Since I got my first cell phone that could send and receive text messages (I used to dominate that snake game), the way I talk to women has changed drastically. I pretty much completely halted speaking verbally with girls on the phone, unless I was dating someone and I “had” to. Once text messaging came into play, talking on the phone seemed pretty fucking stupid. (Keep in mind that I’m a journalist, and probably about 1/3 of my job consists of talking to people on the telephone. It’s not like I’m not capable of doing it.) I mean, why would you spend an hour of your day talking to a significant other on the phone? If you thought it was hard to come up with enough stuff to talk about when you were younger, try doing it whenever you’re in constant contact via text message with that person for the entire day. When you’re doing that, you don’t need to talk to the person on the phone at the end of the day.

Now, I know what some of you are probably thinking, and that’s that you just want to hear your loved one’s voice. That’s fine. Go ahead and make the call if you really want to hear them. I’m all about that, and I’ve gone through times when I’ve wanted the exact same thing. I endorse it. Some people have pretty voices that are enjoyable to listen to. Ask them to sing you a song. In fact, there are a few people I’d like to call just to hear their voice right now.

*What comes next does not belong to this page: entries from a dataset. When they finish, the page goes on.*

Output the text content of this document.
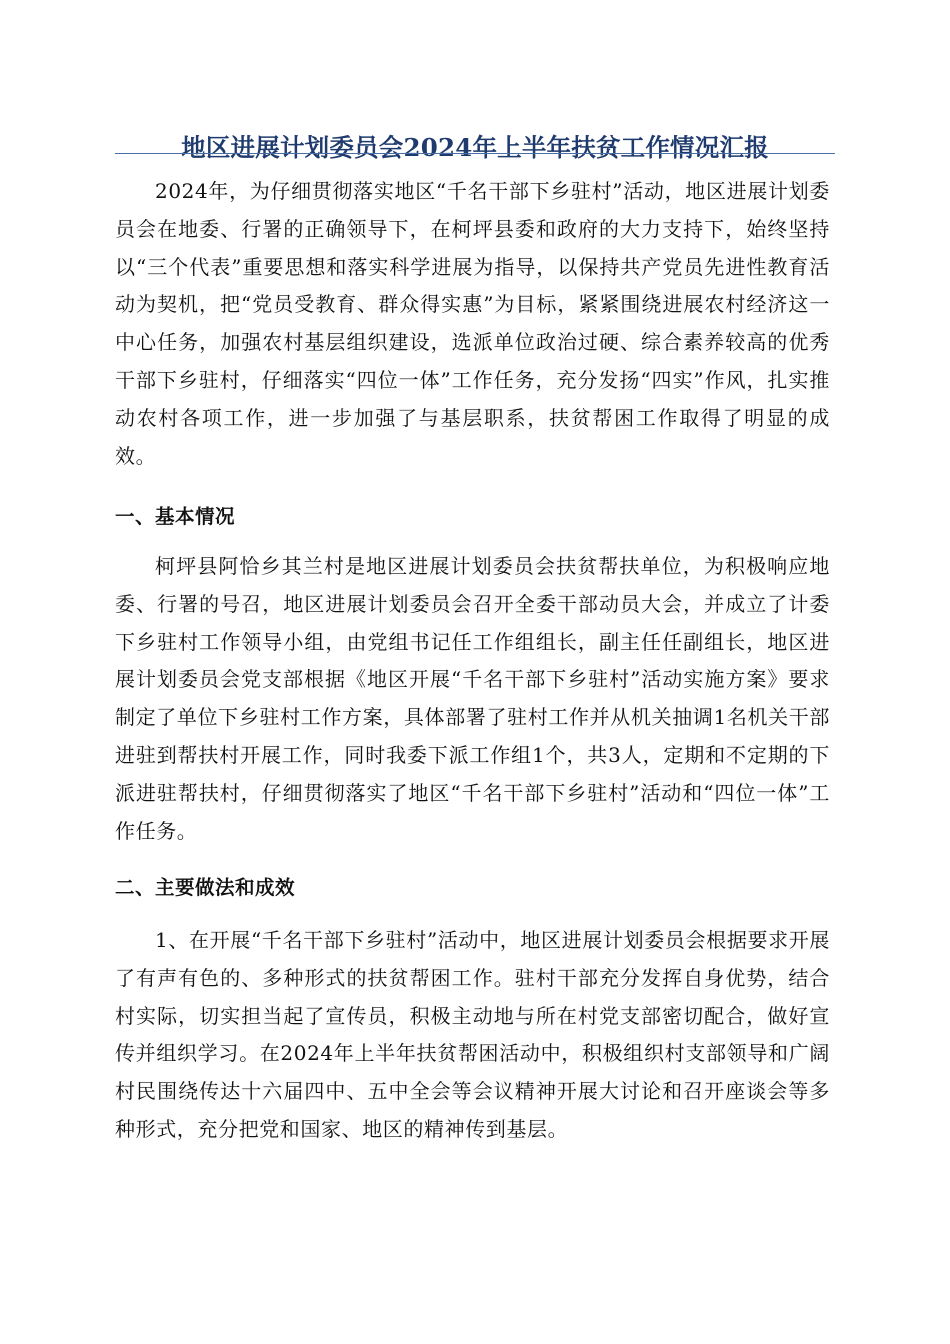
地区进展计划委员会2024年上半年扶贫工作情况汇报

2024年，为仔细贯彻落实地区“千名干部下乡驻村”活动，地区进展计划委员会在地委、行署的正确领导下，在柯坪县委和政府的大力支持下，始终坚持以“三个代表”重要思想和落实科学进展为指导，以保持共产党员先进性教育活动为契机，把“党员受教育、群众得实惠”为目标，紧紧围绕进展农村经济这一中心任务，加强农村基层组织建设，选派单位政治过硬、综合素养较高的优秀干部下乡驻村，仔细落实“四位一体”工作任务，充分发扬“四实”作风，扎实推动农村各项工作，进一步加强了与基层职系，扶贫帮困工作取得了明显的成效。

一、基本情况

柯坪县阿恰乡其兰村是地区进展计划委员会扶贫帮扶单位，为积极响应地委、行署的号召，地区进展计划委员会召开全委干部动员大会，并成立了计委下乡驻村工作领导小组，由党组书记任工作组组长，副主任任副组长，地区进展计划委员会党支部根据《地区开展“千名干部下乡驻村”活动实施方案》要求制定了单位下乡驻村工作方案，具体部署了驻村工作并从机关抽调1名机关干部进驻到帮扶村开展工作，同时我委下派工作组1个，共3人，定期和不定期的下派进驻帮扶村，仔细贯彻落实了地区“千名干部下乡驻村”活动和“四位一体”工作任务。

二、主要做法和成效

1、在开展“千名干部下乡驻村”活动中，地区进展计划委员会根据要求开展了有声有色的、多种形式的扶贫帮困工作。驻村干部充分发挥自身优势，结合村实际，切实担当起了宣传员，积极主动地与所在村党支部密切配合，做好宣传并组织学习。在2024年上半年扶贫帮困活动中，积极组织村支部领导和广阔村民围绕传达十六届四中、五中全会等会议精神开展大讨论和召开座谈会等多种形式，充分把党和国家、地区的精神传到基层。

But since text messaging, there’s really not such an obligation to be on the phone with the person you’re dating on a daily basis. What I have a hard time figuring out is whether or not this is good or bad for a relationship. With a steady stream of text messaging, you’re in constant contact throughout the day with your better half. You know everything that’s going on with them, and you can be completely plugged into their life all while you’re doing other things and going on with your life. In today’s society where efficiency is so highly valued, I think many people would argue that this is great.

But what if it isn’t?

You have to consider the fact that while you’re talking to this person through text you’re concentrating on other things and not completely dedicating yourself to what they have to say. This could start a horrible trend, where people aren’t as dedicated to the ones they love (or whatever) as they should be to have a healthy and long-lasting relationship.

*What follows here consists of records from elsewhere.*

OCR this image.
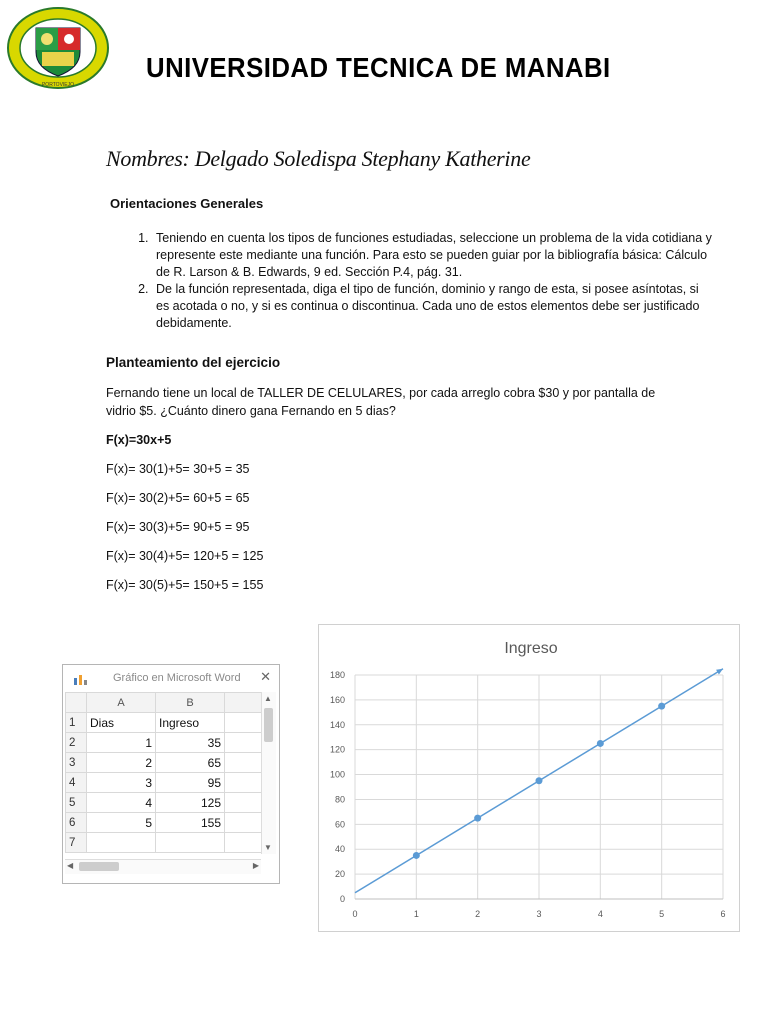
PORTOVIEJO
UNIVERSIDAD TECNICA DE MANABI
Nombres: Delgado Soledispa Stephany Katherine
Orientaciones Generales
1. Teniendo en cuenta los tipos de funciones estudiadas, seleccione un problema de la vida cotidiana y represente este mediante una función. Para esto se pueden guiar por la bibliografía básica: Cálculo de R. Larson & B. Edwards, 9 ed. Sección P.4, pág. 31.
2. De la función representada, diga el tipo de función, dominio y rango de esta, si posee asíntotas, si es acotada o no, y si es continua o discontinua. Cada uno de estos elementos debe ser justificado debidamente.
Planteamiento del ejercicio
Fernando tiene un local de TALLER DE CELULARES, por cada arreglo cobra $30 y por pantalla de vidrio $5. ¿Cuánto dinero gana Fernando en 5 dias?
F(x)=30x+5
F(x)= 30(1)+5= 30+5 = 35
F(x)= 30(2)+5= 60+5 = 65
F(x)= 30(3)+5= 90+5 = 95
F(x)= 30(4)+5= 120+5 = 125
F(x)= 30(5)+5= 150+5 = 155
Gráfico en Microsoft Word ✕
	A	B	
1	Dias	Ingreso	
2	1	35	
3	2	65	
4	3	95	
5	4	125	
6	5	155	
7			
▲
▼
◀	▶
Ingreso
0
20
40
60
80
100
120
140
160
180
0	1	2	3	4	5	6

And maybe text messaging has made it too easy. It’s very possible it has nothing to do with it, but maybe text messaging has contributed to the fact that I’m much better at talking to someone in the initial stages through text than in person. Maybe my addiction to text messaging has had something to do with me never in my life walking into a bar and trying to talk to a woman out of the blue. Maybe my unwillingness--or at least my inability to see the necessity in it--to talk at length on the phone on a daily basis with someone I’m romantically involved with might have a little bit to do with me never having come even remotely close to having a successful long term relationship.

But who am I to say anything? If I know it’s so bad and think it’s damaging my social skills--especially with women--why haven’t I stopped?

I’ll tell you why. I haven’t stopped because it’s easy, and because most of the girls I’ve talked to are content to text message all day and forego the long and drawn-out phone call. I guess because of this I’ve never been able to gauge which ones I can hold a real and enjoyable conversation with everyday. The written word is killing my game (something I never imagined I would say), and I’m not going to do anything to change it, until I begin to date again. I’m not going to get a black book, either, because if I walked into a bar and talked to a girl and asked for her number and she agreed to give it to me, I sure as fuck would get a weird look if I pulled out a notebook and began to write it in a book. Being practical doesn’t get you laid, you know.

But I will try to concentrate more on what I’m doing, whether it’s reading a book, talking to a girl or watching whiskey while I drink Mad Men. Especially if I’m talking to a girl. They like attention, I’m told. But who can be sure? Certainly not me. Like I said, I’ve never had much success as far as relationships go.